Uber, nelle ultime giornate, è citato indirettamente dalle pagine dei nostri principali notiziari e quotidiani a causa delle proteste dei tassisti che si stanno mobilitando in tutta Italia. Negli USA invece, la società californiana è entrata in un vero e proprio occhio del ciclone per le accuse di molestie sessuali dirette ad alcuni suoi dipendenti, tra cui anche manager di primo livello.
A denunciare l’accaduto è stata una ragazza, Susan Fowler, ingegnere di grande esperienza, che avrebbe ricevuto vari sms a sfondo sessuale dal suo capo reparto. La Flower è entrata ad Uber nel novembre del 2015 ed ha resistito per tredici mesi prima di trasferirsi in una nuova compagnia, Stripe, nel dicembre 2016.

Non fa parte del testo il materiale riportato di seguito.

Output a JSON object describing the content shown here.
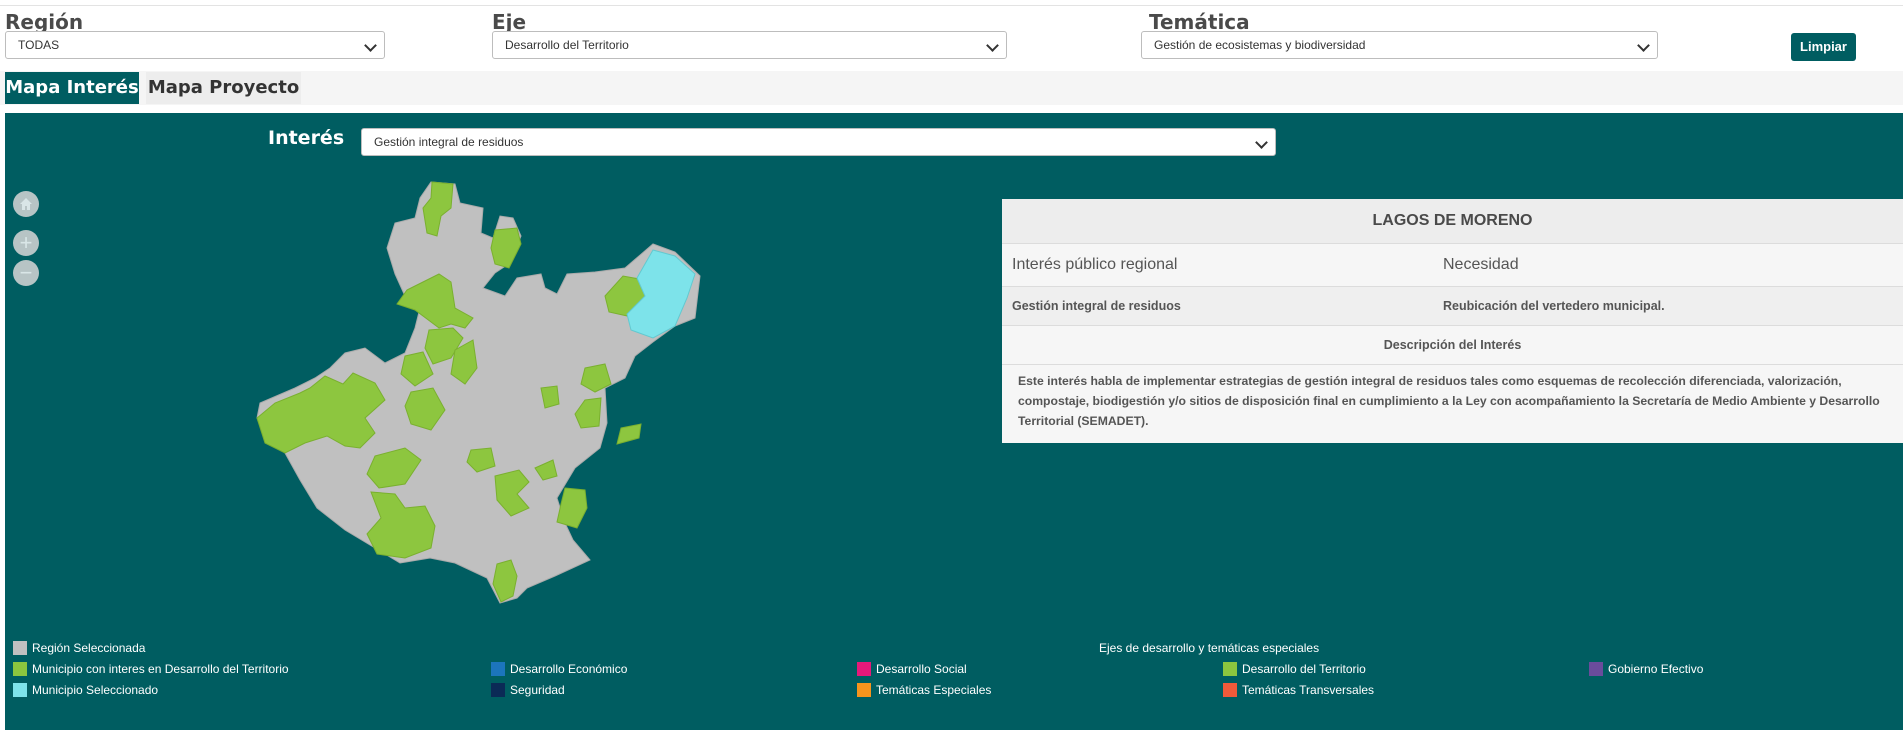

Durante la sua permanenza nell’azienda della Silicon Valley sarebbe stata più volte molestata virtualmente dal suo capo in cerca di rapporti sessuali: “Mi chiedeva di incontrarci, mi chiedeva del sesso e diceva che con la moglie aveva un rapporto aperto perciò tutto ciò gli era consentito”. Dopo essersi rivolta una prima volta ai vertici dell’azienda, la dipendente era stata rassicurata dai manager che parlavano di “caso isolato”. Solo successivamente ha scoperto che altre donne come lei avevano attraversato la stessa esperienza.
Il CEO di Uber, Travis Kalanick, già al centro di numerose polemiche per essersi dimesso dal gabinetto di Donald Trump (a causa di un episodio simile accaduto nell’azienda) si è subito attivato per far partire le indagini sul caso, twittando a chi gli chiedeva informazioni la parola “Orribile!”. Per Uber, come detto, non si tratta di un episodio inedito, già nel 2012 una dipendente aveva segnalato un trattamento simile da parte dei suoi superiori.
Una lunga serie di attiviste, impegnate per far valere i diritti ed il rispetto verso il genere femminile, ha sottolineato la questione ed ha posto l’obiettivo su un topic ancora più ampio: “Questi casi sono sempre maggiori perché nella Silicon Valley c’è ancora disparità tra uomo e donna: solo il 20% dei lavoratori è di sesso femminile”.